No. Bumper stickers, pins, buttons, pens, and similar small items on which the disclaimer cannot be conveniently printed are exempt, as is wearing apparel. Yard signs appear nowhere on that list, and the Campaign Finance Board names them as material that needs a disclaimer. There is no size threshold in the statute — anyone quoting you a square-inch cutoff invented it.

How the math works

How Minnesota’s disclaimer rule actually works

Start with the part that calms people down: the statute asks for a disclaimer substantially in the form it provides. That is the real test — elements, not an incantation. The elements are the name of the entity causing the material to be prepared or disseminated, an address, the model attribution phrase, and prominent placement on the piece. A stray comma is not what gets anyone in trouble. Even so, substantial compliance is a defense, not a design strategy, so use the model wording. The 2026 rewrite collapsed the old two-form structure into one unified line for all non-broadcast campaign material: Prepared and paid for by (name of entity), (address). Broadcast is shorter — Paid for by (name of entity).

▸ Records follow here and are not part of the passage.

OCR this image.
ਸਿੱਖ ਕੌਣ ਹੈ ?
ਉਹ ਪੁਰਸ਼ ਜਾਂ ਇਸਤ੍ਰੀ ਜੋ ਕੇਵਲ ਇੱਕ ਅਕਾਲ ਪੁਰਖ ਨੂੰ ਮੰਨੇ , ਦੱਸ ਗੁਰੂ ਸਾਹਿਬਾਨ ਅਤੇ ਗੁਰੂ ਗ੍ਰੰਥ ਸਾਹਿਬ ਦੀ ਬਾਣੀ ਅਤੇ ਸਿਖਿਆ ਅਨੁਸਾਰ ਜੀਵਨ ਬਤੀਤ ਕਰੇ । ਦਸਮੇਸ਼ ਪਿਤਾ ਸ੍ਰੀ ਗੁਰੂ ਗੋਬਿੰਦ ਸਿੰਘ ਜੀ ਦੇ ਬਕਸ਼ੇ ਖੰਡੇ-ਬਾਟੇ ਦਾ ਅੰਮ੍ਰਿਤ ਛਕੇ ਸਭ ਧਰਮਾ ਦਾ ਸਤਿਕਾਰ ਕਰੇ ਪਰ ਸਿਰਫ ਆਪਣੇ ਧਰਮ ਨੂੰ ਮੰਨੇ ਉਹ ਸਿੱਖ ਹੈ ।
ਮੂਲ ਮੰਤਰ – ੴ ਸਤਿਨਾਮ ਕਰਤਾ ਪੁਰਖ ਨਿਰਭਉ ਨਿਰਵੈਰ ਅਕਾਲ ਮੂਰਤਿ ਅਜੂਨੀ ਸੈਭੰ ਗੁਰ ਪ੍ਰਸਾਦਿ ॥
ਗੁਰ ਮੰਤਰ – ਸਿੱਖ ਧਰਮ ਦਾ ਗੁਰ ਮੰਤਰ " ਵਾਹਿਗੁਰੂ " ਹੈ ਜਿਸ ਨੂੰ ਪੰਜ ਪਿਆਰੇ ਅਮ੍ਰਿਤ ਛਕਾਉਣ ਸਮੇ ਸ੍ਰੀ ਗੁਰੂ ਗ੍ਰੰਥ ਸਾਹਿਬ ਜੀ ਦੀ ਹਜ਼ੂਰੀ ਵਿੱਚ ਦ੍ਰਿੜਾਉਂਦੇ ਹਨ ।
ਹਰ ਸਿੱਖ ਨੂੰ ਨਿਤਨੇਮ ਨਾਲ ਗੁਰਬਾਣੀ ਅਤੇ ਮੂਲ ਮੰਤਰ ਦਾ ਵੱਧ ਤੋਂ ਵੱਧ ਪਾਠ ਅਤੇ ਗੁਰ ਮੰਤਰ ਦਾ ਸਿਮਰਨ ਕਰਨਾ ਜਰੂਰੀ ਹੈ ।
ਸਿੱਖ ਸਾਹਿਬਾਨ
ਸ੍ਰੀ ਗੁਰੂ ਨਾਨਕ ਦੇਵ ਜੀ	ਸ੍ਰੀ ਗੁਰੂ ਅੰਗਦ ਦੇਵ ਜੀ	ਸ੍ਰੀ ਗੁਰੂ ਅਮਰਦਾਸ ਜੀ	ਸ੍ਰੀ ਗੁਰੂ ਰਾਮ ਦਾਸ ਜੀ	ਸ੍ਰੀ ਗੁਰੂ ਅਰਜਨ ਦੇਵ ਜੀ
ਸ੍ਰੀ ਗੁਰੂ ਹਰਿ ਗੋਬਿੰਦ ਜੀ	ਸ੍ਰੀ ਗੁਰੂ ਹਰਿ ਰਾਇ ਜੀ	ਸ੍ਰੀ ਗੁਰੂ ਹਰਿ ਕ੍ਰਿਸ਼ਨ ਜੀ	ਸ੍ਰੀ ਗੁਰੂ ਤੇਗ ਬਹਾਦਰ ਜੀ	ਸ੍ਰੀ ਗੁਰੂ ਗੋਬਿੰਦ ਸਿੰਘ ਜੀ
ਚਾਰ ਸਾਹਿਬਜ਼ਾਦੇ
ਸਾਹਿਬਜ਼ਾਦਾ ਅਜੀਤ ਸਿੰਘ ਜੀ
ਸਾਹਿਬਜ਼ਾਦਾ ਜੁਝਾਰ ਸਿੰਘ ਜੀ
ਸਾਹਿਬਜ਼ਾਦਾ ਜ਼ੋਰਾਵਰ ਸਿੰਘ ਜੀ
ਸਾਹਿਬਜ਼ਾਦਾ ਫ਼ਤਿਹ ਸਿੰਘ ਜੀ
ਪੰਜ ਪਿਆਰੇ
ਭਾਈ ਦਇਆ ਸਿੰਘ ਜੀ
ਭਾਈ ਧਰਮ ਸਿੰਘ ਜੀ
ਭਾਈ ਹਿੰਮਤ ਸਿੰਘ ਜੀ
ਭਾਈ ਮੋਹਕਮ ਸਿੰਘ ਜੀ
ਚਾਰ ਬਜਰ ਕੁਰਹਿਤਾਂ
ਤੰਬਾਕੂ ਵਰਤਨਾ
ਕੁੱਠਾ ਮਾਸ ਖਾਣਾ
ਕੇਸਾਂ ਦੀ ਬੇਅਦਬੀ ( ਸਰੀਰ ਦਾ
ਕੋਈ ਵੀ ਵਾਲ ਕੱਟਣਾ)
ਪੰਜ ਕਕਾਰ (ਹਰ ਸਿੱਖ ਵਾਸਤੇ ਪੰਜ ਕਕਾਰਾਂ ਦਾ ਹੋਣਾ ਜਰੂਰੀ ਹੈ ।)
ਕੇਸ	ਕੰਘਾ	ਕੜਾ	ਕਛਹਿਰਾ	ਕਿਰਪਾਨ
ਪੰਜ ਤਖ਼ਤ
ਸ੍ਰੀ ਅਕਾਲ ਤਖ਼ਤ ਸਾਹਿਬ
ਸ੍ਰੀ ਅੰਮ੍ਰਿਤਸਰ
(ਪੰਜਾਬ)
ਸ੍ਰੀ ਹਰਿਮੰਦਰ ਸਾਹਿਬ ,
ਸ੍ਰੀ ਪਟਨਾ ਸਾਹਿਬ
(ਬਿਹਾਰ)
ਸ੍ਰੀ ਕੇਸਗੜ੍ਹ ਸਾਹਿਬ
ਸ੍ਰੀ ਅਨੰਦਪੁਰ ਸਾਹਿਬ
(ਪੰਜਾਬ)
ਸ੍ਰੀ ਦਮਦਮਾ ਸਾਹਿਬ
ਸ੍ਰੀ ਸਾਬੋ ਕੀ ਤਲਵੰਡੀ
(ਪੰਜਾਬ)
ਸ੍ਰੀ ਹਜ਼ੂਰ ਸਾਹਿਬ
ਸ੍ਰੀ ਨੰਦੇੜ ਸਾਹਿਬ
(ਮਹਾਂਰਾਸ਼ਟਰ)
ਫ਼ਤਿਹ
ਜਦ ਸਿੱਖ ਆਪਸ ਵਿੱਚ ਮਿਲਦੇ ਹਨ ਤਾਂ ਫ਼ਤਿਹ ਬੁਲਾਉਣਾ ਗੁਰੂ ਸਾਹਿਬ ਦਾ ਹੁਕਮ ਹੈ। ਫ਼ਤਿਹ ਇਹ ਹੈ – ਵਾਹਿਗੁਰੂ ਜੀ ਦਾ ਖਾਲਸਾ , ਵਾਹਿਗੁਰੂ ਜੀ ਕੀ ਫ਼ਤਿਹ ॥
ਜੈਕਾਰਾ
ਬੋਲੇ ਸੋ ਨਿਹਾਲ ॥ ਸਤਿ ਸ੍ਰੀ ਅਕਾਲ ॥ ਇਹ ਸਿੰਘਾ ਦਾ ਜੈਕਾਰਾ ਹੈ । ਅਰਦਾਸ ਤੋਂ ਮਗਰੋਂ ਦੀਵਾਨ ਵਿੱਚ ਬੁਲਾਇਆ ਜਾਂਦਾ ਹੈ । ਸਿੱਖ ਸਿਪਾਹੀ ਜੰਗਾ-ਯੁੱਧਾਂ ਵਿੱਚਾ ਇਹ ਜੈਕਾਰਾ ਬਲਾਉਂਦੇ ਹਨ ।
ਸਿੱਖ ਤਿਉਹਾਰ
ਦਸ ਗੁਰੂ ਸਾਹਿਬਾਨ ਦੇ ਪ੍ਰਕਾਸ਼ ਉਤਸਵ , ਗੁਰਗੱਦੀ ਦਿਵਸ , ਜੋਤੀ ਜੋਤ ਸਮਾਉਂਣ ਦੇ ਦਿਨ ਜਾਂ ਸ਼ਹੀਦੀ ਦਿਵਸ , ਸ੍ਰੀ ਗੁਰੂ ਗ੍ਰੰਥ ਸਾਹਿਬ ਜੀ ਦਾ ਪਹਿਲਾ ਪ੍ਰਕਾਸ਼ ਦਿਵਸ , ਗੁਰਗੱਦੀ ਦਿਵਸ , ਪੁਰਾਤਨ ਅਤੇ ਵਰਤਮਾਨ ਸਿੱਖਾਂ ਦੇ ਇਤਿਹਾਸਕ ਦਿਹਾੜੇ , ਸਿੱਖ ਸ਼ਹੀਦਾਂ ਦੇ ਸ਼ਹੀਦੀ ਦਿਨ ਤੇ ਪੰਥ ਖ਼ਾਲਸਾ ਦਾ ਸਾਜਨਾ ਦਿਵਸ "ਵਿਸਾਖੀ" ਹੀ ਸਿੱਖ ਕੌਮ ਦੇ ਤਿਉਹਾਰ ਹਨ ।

Two wrinkles the builder handles for you. First, the address: for campaign material the research behind this tool found three permitted options — the entity’s mailing address, an actively monitored email address (new in 2026), or the entity’s website, but only if the site itself shows a mailing or email address. A bare URL over a contact-free site does not satisfy it. Second, no-cost material: the statute says “paid for” may be omitted, which read literally yields nonsense; the Board’s current handout describes dropping “and paid for.” The builder follows the Board. Worked example — a committee registered as Friends of Jane Doe, paying for its own door hangers, using its mailing address: Prepared and paid for by Friends of Jane Doe, 123 Main St, Ada, MN 56510.

Now the formatting split. In force today, for written communications other than an outdoor sign, website, or social media page: 8-point type or larger, in black text or high-contrast color text, on a white background. That white background is new in 2026. A disclaimer reversed out in white along the bottom of a dark postcard — ordinary practice two years ago — is arguably no longer compliant. Signs are on a different clock. The size rules — 12-point under 2ft by 3ft, at least one inch from 2ft by 3ft up to 4ft by 8ft, at least six inches above that — apply to signs printed on or after 1 January 2027, and signs printed before then that miss them may still be used. The Board encourages 2026 compliance; encouraged is not required.

One asymmetry: the 2026 session also created 10A.067, covering paid advertising that urges people to contact an official about a legislative or administrative action. It carries the same size rules with no 2027 grandfather, so a large grassroots-lobbying sign printed this week already needs the bigger disclaimer while an otherwise identical candidate yard sign does not until 2027. The honest limits: this builder sets type. It cannot tell you whether you need a disclaimer at all, which form applies, or whether your art clears “high contrast” — a phrase with no numeric standard anywhere we could find. None of this is legal advice. Verify with the Campaign Finance and Public Disclosure Board at cfb.mn.gov, the Office of the Revisor of Statutes, or your own counsel — our disclaimer guide goes deeper.